Fort Ross Vineyard was selected to produce a special Pinot Noir and Chardonnay to commemorate the 1812 – 2012 Bicentennial of the old Russian Settlement of Fort Ross on the Sonoma Coast. This was the site of the first grape plantings in all of Sonoma County and even foreshadowed the plantings in Napa County. The winery was given permission from the Kunstkamera of the St. Peter the Great Museum in St. Petersburg to use the painting of the old fort done in 1841 by the famous naturalist, Il'ya Vosnesenky.
With a garnet hue, this terroir-driven Pinot Noir offers delicate, yet complex aromas of brambly fruit and raspberries that weave together with wild forest floor, cola and cinnamon spice. The elegant aromatics lead to a complex palate defined by black raspberry, Bing cherry and bramble berries, with hints of subtle citrus and a dash of winter spices. The fine, supple tannin structure reflects the cooler vintage and perfectly frames the earth that is revealed throught the layered, velvety finish.
The growing cycle generally starts late in this cool, maritime climate but the 2011 spring was unusually cold and wet. The vineyard remained dormant until May when the days suddenly grew hot and the vines burst into action three months later than usual. In June, during bloom, the clusters were well positioned on the vines. Then it rained once more resulting in far less cluster development than expected. During the cool summer the grapes did increase their pace to make up for lost time and miraculously developed vibrant flavors at far lower degrees Brix. With some hot weather the sugar levels did increase but still remained far lower than in previous vintages. Finally most of of the vineyard was picked at about 22° Brix which converts into wine of approximately 13% alcohol. We were fortunate that the wild Sonoma Coast gave us another unexpected gift - time to wait patiently before harvest.

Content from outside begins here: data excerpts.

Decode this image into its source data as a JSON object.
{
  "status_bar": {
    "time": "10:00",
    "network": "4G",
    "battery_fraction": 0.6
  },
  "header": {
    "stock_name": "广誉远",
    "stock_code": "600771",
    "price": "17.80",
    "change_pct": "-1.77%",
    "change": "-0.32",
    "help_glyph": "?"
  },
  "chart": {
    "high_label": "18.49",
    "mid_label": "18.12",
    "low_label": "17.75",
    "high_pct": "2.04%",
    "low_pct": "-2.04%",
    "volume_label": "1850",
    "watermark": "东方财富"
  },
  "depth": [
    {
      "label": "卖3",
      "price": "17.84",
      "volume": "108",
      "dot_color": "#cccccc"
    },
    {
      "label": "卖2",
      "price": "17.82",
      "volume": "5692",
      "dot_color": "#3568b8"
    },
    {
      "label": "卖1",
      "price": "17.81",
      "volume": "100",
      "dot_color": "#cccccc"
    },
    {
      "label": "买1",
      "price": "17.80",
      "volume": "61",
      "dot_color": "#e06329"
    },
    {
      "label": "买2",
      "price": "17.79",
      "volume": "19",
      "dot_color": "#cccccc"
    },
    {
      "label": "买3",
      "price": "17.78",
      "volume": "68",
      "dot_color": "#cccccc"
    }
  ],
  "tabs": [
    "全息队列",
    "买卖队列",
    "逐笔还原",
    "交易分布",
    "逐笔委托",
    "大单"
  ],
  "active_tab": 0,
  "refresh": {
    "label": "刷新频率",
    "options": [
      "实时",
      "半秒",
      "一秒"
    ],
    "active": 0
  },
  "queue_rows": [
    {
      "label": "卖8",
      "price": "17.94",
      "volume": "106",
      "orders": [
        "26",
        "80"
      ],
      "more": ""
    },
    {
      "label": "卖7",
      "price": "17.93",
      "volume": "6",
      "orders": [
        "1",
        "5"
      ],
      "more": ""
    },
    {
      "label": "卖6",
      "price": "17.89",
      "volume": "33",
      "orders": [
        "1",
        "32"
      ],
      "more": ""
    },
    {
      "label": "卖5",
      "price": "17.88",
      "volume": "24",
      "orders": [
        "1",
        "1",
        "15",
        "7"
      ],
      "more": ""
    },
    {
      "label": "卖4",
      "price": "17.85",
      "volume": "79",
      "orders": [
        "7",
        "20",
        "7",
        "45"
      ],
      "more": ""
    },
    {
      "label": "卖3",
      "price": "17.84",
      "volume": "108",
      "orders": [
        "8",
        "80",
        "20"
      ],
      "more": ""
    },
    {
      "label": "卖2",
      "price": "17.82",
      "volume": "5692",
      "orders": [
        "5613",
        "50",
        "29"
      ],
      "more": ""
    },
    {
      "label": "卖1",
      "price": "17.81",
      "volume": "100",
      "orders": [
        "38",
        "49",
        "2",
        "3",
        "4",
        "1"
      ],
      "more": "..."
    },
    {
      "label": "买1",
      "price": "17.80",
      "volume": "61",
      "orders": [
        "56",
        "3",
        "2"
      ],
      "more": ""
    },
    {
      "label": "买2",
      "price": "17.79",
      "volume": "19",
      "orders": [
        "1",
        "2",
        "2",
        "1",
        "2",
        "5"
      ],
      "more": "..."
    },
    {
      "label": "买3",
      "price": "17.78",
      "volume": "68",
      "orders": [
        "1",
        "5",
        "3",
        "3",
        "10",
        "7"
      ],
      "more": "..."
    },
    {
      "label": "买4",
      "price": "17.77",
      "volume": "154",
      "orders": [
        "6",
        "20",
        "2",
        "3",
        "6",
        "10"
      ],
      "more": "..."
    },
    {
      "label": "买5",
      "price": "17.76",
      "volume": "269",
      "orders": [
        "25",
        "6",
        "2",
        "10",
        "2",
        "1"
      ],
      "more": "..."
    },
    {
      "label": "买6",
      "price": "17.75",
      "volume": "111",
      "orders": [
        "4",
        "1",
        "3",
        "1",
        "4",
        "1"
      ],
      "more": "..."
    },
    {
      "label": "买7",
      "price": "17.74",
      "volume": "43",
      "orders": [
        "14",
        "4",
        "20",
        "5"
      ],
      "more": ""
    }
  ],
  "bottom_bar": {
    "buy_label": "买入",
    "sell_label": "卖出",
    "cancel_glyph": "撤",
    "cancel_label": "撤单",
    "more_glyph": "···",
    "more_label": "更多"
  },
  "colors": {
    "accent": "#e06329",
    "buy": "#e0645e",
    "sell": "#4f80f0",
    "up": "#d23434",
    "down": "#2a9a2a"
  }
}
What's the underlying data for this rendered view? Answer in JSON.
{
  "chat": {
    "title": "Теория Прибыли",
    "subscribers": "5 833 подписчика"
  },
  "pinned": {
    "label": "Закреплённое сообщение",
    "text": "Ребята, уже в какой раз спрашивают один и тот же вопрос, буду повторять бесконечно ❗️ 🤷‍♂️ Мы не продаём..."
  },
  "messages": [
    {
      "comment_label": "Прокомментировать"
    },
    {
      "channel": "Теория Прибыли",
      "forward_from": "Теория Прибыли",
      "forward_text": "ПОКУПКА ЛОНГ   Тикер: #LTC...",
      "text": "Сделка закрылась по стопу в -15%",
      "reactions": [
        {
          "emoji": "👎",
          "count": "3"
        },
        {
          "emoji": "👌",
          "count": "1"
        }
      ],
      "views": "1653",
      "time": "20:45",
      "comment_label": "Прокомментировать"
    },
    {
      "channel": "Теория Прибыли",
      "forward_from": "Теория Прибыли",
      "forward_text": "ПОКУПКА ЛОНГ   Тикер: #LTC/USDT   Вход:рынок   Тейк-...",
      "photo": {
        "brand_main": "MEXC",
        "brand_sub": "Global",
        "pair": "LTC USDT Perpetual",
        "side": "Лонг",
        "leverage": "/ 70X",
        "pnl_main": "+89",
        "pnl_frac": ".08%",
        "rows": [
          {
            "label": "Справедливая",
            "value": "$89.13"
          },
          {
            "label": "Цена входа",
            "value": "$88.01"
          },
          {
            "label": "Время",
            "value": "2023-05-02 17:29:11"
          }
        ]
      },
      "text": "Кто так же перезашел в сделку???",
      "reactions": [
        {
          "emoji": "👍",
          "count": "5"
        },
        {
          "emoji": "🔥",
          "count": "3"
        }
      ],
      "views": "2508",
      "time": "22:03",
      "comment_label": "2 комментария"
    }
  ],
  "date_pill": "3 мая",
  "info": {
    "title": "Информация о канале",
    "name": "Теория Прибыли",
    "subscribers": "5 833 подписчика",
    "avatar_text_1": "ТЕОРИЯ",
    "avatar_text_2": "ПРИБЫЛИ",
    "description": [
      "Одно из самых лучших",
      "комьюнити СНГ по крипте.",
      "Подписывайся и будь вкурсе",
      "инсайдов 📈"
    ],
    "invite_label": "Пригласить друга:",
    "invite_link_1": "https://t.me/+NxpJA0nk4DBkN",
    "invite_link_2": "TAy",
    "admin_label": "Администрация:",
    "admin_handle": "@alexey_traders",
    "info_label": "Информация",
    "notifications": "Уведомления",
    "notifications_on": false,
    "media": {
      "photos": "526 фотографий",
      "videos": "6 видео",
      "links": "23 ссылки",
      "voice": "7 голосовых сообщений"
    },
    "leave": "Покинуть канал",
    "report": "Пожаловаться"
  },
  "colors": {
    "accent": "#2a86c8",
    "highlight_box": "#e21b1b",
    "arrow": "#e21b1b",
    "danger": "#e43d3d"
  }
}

The grapes for this Pinot Noir were handpicked during the cool hours of the night in 2 gallon trays. After hand sorting, the fruit was cold soaked for several days and fermented in a combination of 5 and 10 ton tanks. The caps were punched down 1 or 2 times per day, depending on the stage of the fermentation. The wines were then barreled in a combination of 40% new and 60% neutral French oak. Throughout the 10 months of barrel aging, the clones and different vineyard blocks were kept separate to maintain their distinct flavor profiles and structural components as blending elements.